Overview
This lecture explains the VACUUM command in Delta Tables, detailing its purpose, operation, syntax, restrictions, and practical usage.
Delta Table Recap
- Delta Tables store data as a set of files with versioning for tracking changes.
- Table history can be viewed to see versions and operations performed (create, overwrite, restore).
VACUUM Command Purpose
- VACUUM removes files that are no longer referenced by the current Delta Table state.
- Regular use of VACUUM helps manage storage space and prevents performance degradation from accumulating old files.
How VACUUM Works
- By default, VACUUM retains files for 7 days (168 hours) before deletion.
- The command:
VACUUM <delta_table> RETAIN <hours> HOURS removes files older than the specified retention period.
- Files currently referenced by the Delta Table are never deleted.
VACUUM Syntax and Options
VACUUM delta.<table> RETAIN <n> HOURS chooses retention period in hours.
- Adding
DRY RUN shows which files would be deleted without actually deleting them.
- Attempting to VACUUM with retention < 168 hours triggers an error unless the safety check is disabled.
Overriding Retention Period
- The setting
spark.databricks.delta.retentionDurationCheck.enabled controls the 7-day retention safety check.
- Set this to
false to allow shorter retention, but use caution as this deletes files immediately.
Effects and Warnings
- Deleting files with a short retention makes restoring to old versions impossible once the involved files are removed.
- The Delta Table’s history is updated after each VACUUM operation.
- Restoring a table to a version with deleted files results in an error.
Best Practices
- Only use VACUUM to remove unnecessary files and free up space.
- Avoid running VACUUM with low retention unless absolutely certain, as data recovery becomes impossible.
Key Terms & Definitions
- Delta Table — A table format that stores data in files with version control and transactional support.

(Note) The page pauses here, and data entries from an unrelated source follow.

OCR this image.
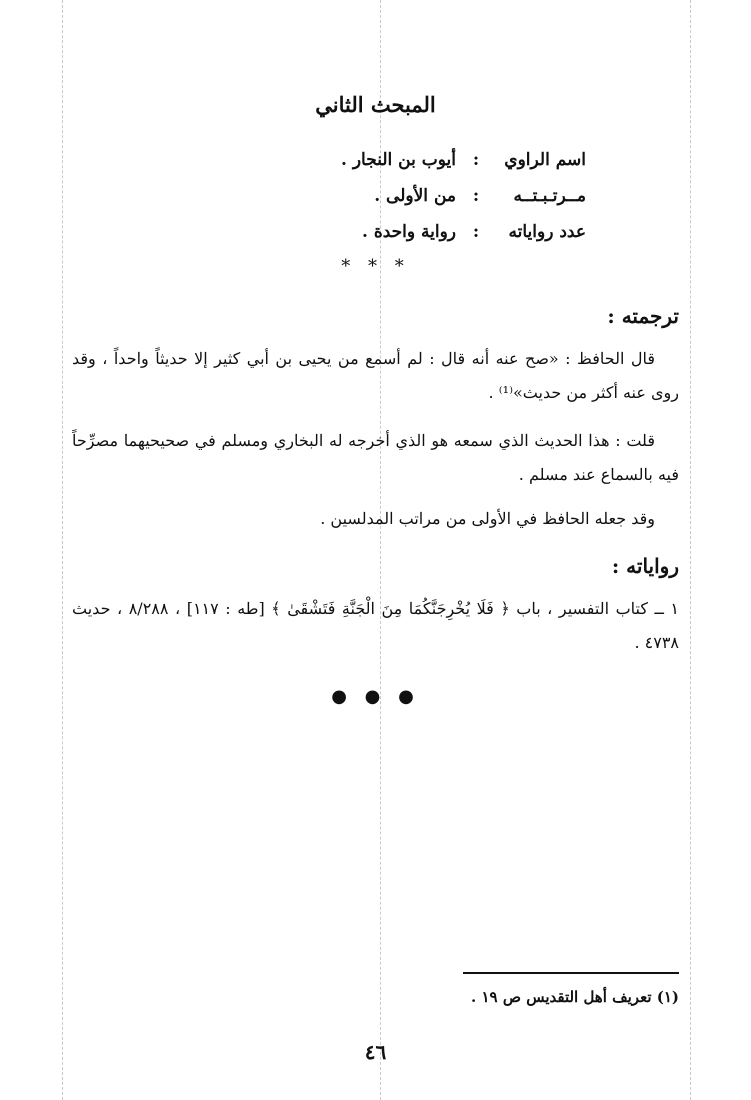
المبحث الثاني
اسم الراوي:أيوب بن النجار .
مــرتـبـتــه:من الأولى .
عدد رواياته:رواية واحدة .
* * *
ترجمته :
قال الحافظ : «صح عنه أنه قال : لم أسمع من يحيى بن أبي كثير إلا حديثاً واحداً ، وقد روى عنه أكثر من حديث»⁽¹⁾ .
قلت : هذا الحديث الذي سمعه هو الذي أخرجه له البخاري ومسلم في صحيحيهما مصرِّحاً فيه بالسماع عند مسلم .
وقد جعله الحافظ في الأولى من مراتب المدلسين .
رواياته :
١ ــ كتاب التفسير ، باب ﴿ فَلَا يُخْرِجَنَّكُمَا مِنَ الْجَنَّةِ فَتَشْقَىٰ ﴾ [طه : ١١٧] ، ٨/٢٨٨ ، حديث ٤٧٣٨ .
● ● ●
(١) تعريف أهل التقديس ص ١٩ .
٤٦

- VACUUM — A command to delete files not referenced by the latest state of a Delta Table.
- Retention Period — The minimum time files are kept before they can be deleted by VACUUM.
- DRY RUN — A VACUUM option that lists files to be deleted without actually deleting them.
Action Items / Next Steps
- Review previous videos on Delta Tables to solidify foundational knowledge.
- Try running VACUUM with various retention settings and observe the effects.
- Practice using DRY RUN before actual deletion to ensure only unnecessary files are targeted.